I’m currently trying to automate the renewal of my certificates using letsencrypt-auto. I configured a conf file to include most parameter and setup symlinks to handle multiple domains in nginx using the webroot method.
The problem I’m facing is, that the client always requires manual input when renewing an existing certificate (“Do you want to renew and replace this certificate with a newly-issued one?”) and I’ve not yet managed to find a parameter that disables this check.
Is there currently a way to achieve renewal fully automated so I can setup a cronjob to do it?
The renewer tool is still a work in progress, and I know the client team would happily accept help on it.
As the beta email mentions, you should be prepared to manually intervene at this point since the renewer isn’t quite ready yet.
I believe Debian is the first OS whose installation package will actually configure the renewer, but ultimately we’d like that to happen out of the package manager for all OSes.
Thanks for the information. I thought that this was not quite ready yet and tried to find a workaround for now. I didn’t knew about the plans for the Debian package. It’s great to see how LE is adopted by distributions.
Is there a way to disable to confirmation dialog…

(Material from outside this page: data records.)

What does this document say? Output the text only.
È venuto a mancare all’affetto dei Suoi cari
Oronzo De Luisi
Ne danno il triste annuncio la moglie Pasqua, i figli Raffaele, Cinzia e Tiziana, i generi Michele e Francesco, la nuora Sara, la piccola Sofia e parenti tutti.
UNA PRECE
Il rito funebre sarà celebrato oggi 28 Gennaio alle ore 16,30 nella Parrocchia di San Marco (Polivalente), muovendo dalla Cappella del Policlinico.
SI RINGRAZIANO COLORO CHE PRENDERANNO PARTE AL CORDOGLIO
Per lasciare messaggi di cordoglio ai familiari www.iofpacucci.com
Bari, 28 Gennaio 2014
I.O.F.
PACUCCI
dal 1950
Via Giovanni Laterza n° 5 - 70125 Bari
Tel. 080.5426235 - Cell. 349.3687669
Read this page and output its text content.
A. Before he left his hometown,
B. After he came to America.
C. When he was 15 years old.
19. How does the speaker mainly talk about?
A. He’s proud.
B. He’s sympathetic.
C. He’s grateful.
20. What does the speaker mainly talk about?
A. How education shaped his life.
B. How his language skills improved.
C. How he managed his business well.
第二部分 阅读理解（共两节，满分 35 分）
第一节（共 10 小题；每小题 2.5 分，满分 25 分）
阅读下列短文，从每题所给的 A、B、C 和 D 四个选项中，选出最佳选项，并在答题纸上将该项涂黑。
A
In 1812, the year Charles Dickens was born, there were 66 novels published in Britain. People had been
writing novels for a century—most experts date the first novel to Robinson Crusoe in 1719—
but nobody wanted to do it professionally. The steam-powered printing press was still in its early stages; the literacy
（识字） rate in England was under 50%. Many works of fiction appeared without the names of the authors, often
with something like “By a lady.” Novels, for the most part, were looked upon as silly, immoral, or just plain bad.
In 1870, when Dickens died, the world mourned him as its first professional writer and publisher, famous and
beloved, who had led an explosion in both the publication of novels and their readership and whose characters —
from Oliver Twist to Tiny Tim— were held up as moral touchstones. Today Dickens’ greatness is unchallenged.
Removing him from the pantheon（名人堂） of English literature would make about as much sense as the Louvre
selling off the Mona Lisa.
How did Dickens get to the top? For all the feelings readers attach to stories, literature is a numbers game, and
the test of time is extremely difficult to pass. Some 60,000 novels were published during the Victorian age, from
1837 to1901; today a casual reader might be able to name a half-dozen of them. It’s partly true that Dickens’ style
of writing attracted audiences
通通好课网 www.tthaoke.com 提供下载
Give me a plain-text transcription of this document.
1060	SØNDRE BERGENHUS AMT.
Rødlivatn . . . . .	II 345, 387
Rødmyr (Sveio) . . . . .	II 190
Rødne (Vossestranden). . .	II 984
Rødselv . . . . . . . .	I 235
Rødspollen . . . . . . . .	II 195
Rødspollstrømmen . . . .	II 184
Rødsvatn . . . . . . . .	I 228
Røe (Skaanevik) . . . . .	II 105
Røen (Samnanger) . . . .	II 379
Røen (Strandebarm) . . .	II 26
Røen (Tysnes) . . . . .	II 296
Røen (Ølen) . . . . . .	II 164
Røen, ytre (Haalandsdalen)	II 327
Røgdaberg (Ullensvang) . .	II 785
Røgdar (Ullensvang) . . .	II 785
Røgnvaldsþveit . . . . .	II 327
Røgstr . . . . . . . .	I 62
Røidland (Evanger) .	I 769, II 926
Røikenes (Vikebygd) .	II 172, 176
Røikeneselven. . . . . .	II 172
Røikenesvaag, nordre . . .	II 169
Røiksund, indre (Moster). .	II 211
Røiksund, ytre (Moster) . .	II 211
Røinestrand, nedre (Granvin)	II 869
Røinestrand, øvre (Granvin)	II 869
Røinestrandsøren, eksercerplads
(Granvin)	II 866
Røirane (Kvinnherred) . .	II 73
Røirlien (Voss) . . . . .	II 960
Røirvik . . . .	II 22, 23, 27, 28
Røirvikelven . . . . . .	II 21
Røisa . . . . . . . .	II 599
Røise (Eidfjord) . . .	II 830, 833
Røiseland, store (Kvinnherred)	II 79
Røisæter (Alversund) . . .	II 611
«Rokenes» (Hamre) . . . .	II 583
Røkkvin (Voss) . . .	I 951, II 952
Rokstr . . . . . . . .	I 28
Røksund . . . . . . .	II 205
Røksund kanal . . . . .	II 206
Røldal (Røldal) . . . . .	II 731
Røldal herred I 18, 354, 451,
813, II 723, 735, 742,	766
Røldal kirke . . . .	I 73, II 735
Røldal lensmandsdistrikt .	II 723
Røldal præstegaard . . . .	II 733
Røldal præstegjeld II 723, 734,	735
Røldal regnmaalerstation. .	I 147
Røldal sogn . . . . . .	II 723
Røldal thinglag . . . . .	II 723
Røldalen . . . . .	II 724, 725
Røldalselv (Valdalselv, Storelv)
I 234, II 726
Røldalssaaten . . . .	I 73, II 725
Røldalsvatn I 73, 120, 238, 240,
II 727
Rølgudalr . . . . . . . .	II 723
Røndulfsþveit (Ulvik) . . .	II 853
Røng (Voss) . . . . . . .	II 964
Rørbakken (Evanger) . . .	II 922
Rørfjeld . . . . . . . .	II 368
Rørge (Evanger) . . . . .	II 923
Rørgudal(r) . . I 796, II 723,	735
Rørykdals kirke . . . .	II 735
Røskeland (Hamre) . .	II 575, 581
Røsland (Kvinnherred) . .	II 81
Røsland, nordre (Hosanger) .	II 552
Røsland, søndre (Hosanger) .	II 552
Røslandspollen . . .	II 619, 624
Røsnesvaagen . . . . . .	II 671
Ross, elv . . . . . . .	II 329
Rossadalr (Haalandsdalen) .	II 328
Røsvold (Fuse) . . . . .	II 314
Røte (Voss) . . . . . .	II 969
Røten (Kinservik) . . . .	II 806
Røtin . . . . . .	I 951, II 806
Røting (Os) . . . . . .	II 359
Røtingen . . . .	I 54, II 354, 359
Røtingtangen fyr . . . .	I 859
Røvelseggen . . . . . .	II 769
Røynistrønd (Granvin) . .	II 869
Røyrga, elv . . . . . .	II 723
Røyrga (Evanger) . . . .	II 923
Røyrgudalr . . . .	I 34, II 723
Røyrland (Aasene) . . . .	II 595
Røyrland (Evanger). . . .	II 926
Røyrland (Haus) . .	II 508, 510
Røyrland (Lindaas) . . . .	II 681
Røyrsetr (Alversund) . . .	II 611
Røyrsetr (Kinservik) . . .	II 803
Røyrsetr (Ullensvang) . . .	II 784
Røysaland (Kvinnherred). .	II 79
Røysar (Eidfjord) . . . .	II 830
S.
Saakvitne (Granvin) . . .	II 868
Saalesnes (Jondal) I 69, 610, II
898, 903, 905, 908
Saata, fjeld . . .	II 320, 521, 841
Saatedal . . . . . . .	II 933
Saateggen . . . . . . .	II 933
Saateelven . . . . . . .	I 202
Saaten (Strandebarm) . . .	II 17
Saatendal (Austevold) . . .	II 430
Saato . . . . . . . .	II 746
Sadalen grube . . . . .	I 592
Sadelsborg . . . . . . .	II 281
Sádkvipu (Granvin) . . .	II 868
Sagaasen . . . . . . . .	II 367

“Your existing certificate has been successfully renewed, and the new certificate has been installed.”
…what option can I use to make this go away?
Thanks,
-Rob A
when trying on the command line, the “–renew-by-default” switch does not suppress the final confirmation dialog.
I’m sure this will cause issues when using crontab to renew the certificate(s).
Suggestion would be to replace the notification with a simple infobox.
I use certonly in conjunction with --renew-by-default and it renews just fine without prompt via cron. I am using webroot auth though. Maybe difference there?
Using certonly, --renew-by-default and --standalone seems to work.
Anyhow, one question:
What does “–renew-by-default” actually do? It seems to be trying to get a new certificate everytime. Does ist check for expiration?
It will renew a cert automatically should it already exist (with specified -d entries), regardless of age. otherwise it simply requests a new one.
The option --keep-until-expiring (maybe requires 0.1.1 client) will always keep your existing cert and do nothing else until it’s actually due for renewal. The client help section points to this as the better renewal path option.
Do --renew-by-default and --keep-until-expiring need to be used together?
Right now I get the
An unexpected error occurred:
There were too many requests of a given type :: Error creating new cert :: Too many certificates already issued for: …
Error.
Your new error means you have been rate limited. 5 certs / 7 days for any one domain.
You can and probably should use the staging server for testing and figuring this out. In the new client, that means (I believe) specifying the cmd line option:
–test-cert
Or
–staging
I haven’t tried this myself (staging). Only reading the help output from letsencrypt-auto.
Ok. Thanks a lot.
–keep-until-expiring seems to be working fine.
No errors and its not changing anything.
So. I’ll keep this one. I didn’t see this option in the help output. Thanks again for pointing that out to me!